Despite the fact that pretty much every global business leader and economic think tank warned the Brits that it would be disastrous to leave our biggest market, cut ourselves off from our largest trading partner, isolate ourselves and give the rest of the world NO reason to come and invest in the UK, what have we done!
The result of the UK referendum on Europe is nothing to do with the future well-being of the United Kingdom.
Simply, it is a terrible settling of political scores within the Tory party. And I’m writing this as a Conservative voter (now an ex-Conservative voter as I shall never vote for them again).
As a small business owner with my company’s future bound up in inward investment from Europe, I am now considering what to do.

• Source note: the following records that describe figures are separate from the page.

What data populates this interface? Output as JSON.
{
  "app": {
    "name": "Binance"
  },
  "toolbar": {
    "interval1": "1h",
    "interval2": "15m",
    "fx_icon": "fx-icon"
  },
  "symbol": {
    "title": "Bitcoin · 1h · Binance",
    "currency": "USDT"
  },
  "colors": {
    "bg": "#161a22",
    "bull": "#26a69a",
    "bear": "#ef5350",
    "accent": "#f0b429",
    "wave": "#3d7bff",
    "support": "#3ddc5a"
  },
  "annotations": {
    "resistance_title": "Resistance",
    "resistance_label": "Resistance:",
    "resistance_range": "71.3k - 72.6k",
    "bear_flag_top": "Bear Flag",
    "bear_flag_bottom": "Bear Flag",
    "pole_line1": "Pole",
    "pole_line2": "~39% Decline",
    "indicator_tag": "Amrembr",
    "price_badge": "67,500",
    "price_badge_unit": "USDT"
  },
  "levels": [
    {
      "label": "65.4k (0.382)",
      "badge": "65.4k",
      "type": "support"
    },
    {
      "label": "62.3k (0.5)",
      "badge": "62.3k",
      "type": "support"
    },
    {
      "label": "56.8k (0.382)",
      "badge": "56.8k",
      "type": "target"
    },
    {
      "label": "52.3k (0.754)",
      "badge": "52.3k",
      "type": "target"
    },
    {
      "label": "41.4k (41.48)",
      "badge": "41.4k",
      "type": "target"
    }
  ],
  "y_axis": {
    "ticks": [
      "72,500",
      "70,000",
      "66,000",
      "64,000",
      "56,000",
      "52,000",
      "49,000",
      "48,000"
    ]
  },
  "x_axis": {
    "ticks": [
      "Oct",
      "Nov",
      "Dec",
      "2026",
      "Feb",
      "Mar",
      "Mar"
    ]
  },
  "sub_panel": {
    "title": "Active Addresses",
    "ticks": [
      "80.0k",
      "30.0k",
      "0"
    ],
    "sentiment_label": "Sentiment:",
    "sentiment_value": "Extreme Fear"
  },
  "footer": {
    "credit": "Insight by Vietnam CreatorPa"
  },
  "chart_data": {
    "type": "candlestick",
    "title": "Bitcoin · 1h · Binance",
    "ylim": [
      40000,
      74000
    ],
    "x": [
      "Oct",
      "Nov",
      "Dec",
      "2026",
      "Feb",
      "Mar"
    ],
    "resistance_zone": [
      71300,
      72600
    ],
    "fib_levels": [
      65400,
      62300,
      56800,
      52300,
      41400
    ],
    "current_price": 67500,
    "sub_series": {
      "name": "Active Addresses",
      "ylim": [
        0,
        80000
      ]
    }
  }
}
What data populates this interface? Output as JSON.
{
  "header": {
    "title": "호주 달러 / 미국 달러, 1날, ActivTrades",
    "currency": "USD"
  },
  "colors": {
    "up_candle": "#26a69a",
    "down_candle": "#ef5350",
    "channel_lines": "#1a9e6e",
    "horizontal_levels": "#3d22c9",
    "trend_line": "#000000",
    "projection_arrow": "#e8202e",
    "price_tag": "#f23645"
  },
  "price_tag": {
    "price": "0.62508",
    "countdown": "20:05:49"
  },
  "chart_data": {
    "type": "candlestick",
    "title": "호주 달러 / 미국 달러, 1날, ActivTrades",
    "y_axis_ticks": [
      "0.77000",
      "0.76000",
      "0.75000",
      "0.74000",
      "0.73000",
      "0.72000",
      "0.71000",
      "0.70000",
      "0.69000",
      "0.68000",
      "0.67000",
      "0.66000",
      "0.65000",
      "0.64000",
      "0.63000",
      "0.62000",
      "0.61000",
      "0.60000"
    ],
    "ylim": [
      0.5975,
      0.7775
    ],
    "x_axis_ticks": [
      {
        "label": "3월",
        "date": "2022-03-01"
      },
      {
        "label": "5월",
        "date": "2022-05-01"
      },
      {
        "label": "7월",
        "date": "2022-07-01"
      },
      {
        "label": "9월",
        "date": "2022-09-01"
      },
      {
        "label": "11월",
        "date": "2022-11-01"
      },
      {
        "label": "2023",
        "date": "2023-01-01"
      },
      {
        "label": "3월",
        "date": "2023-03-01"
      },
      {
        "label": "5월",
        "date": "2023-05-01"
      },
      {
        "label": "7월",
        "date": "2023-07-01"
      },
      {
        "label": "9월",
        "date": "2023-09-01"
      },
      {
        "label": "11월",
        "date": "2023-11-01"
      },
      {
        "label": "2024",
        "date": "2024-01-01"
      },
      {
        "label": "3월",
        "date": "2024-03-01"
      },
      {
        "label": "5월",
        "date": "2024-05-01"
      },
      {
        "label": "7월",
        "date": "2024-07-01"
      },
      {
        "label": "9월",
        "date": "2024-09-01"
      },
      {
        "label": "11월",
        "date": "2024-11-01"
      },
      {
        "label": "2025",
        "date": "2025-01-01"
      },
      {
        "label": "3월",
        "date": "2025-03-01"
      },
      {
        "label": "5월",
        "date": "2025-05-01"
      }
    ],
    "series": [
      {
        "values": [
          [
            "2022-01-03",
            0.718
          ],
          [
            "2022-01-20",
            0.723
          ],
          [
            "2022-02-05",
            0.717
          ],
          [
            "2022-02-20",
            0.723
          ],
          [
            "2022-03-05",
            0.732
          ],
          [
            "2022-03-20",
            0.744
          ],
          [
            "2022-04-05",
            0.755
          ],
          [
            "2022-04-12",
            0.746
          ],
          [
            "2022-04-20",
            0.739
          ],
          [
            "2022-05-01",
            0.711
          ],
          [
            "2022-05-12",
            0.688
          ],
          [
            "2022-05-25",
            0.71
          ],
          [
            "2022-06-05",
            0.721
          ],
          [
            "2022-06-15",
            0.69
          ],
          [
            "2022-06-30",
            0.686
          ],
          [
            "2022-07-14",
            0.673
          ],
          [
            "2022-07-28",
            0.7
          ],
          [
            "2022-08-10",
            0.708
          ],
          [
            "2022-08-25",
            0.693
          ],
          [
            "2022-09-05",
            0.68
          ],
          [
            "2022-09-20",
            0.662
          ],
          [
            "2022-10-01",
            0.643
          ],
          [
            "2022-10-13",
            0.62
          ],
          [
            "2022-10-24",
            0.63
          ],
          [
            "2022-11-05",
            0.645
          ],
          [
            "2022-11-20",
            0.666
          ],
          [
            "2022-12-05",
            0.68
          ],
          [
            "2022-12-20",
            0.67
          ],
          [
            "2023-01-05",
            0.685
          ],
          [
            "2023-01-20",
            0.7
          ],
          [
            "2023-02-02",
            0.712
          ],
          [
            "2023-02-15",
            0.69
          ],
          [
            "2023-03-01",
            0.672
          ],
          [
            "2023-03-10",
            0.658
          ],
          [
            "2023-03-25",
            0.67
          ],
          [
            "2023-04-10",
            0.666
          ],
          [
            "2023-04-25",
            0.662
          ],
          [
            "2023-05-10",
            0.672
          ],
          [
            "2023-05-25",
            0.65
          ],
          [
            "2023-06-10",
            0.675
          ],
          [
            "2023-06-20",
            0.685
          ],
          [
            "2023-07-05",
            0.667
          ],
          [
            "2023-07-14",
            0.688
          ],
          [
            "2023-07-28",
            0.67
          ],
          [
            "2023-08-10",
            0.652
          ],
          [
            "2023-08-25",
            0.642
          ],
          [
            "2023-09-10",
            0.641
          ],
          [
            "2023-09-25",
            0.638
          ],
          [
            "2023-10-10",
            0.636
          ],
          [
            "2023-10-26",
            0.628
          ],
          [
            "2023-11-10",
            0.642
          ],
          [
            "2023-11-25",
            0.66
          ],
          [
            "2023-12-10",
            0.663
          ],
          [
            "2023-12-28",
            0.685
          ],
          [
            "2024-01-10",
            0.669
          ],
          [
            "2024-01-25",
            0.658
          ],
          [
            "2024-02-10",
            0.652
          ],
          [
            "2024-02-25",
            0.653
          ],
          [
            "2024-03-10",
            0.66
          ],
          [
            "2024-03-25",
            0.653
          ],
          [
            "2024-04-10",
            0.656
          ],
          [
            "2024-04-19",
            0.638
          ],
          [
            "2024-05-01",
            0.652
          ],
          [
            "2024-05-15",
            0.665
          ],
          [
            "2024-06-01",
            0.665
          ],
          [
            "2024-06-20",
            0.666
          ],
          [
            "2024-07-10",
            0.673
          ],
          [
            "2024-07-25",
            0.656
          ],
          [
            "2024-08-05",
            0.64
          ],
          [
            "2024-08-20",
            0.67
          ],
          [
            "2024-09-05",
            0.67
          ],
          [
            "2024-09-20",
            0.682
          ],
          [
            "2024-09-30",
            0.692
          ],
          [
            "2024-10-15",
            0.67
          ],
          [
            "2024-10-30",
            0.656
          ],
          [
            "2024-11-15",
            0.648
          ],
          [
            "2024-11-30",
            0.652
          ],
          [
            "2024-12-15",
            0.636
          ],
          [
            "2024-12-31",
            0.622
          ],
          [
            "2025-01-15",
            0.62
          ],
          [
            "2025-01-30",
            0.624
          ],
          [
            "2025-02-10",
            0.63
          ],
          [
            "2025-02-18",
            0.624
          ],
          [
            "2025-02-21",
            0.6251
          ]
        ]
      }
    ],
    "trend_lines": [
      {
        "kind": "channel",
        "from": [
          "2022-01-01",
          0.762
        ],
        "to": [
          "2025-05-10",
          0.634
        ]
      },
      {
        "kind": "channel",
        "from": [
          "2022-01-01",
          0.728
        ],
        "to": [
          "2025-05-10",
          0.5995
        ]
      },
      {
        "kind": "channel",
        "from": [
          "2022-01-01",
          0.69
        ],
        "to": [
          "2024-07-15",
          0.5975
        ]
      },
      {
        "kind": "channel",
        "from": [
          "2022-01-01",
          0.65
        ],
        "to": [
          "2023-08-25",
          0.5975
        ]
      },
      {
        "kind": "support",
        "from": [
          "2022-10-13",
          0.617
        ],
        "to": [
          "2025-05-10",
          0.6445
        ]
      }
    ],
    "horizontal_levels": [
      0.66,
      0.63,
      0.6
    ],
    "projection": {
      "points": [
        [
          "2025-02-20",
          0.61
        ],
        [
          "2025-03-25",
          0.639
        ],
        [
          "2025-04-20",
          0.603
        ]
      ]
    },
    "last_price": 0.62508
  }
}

The choice we made as a country yesterday is, only a few hours on, already leading to changes of decisions by inward investors (not just Europeans) as to whether to spend their money in Britain. This means jobs.
And as to those global foreign investors already here, they will be calling meetings in the next few days to decide whether it’s worth staying.
The cry of democracy and freedom from the Leave campaign has been disingenuous. Democracy is only possible where there is peace and prosperity. And these two prerequisites rely on trade, open borders and good relations with neighbours.
Britain has just closed the door.
Its peoples’ actions – and there is no-one else responsible – will now rebound on an already fragile Europe.
We have left our friends when they need us, we have given the nationalists cause to push for a disintegration of the UK, we have endangered both big and small business, we have lost a generation of good, honest leaders who will leave politics in disgust.
In short we have stymied our own future both short and long term.
And this time we can’t blame the politicians.
The majority of the elected wished to remain; they implored us to think of our children and our neighbours. Instead it seems we heard only the bitter refrain of the immigrant question; the irony is now that we’ve voted out it won’t solve the ‘so-called’ immigration problem one jot.
We will watch the slow, painful decline of our country.
It won’t be a quick, sharp shock, but a long drawn out affair as one large corporate after another leaves, trailing jobs and supply chains in their wake.
Costs will inevitably rise as the currency weakens.
And, worst of all, we have brought into being a political class who don’t mind telling untruths or pandering to populist sentiment.
These people will run Britain; not so much clowns or buffoons, but dangerous nationalists disrespected by the rest of the civilised world. Imagine them negotiating trade deals with the EU?
In the end, there will be finger pointing, there will be uncertainty and recrimination, but there is no one else to blame for foregoing a bright, strong and modern future, except ourselves.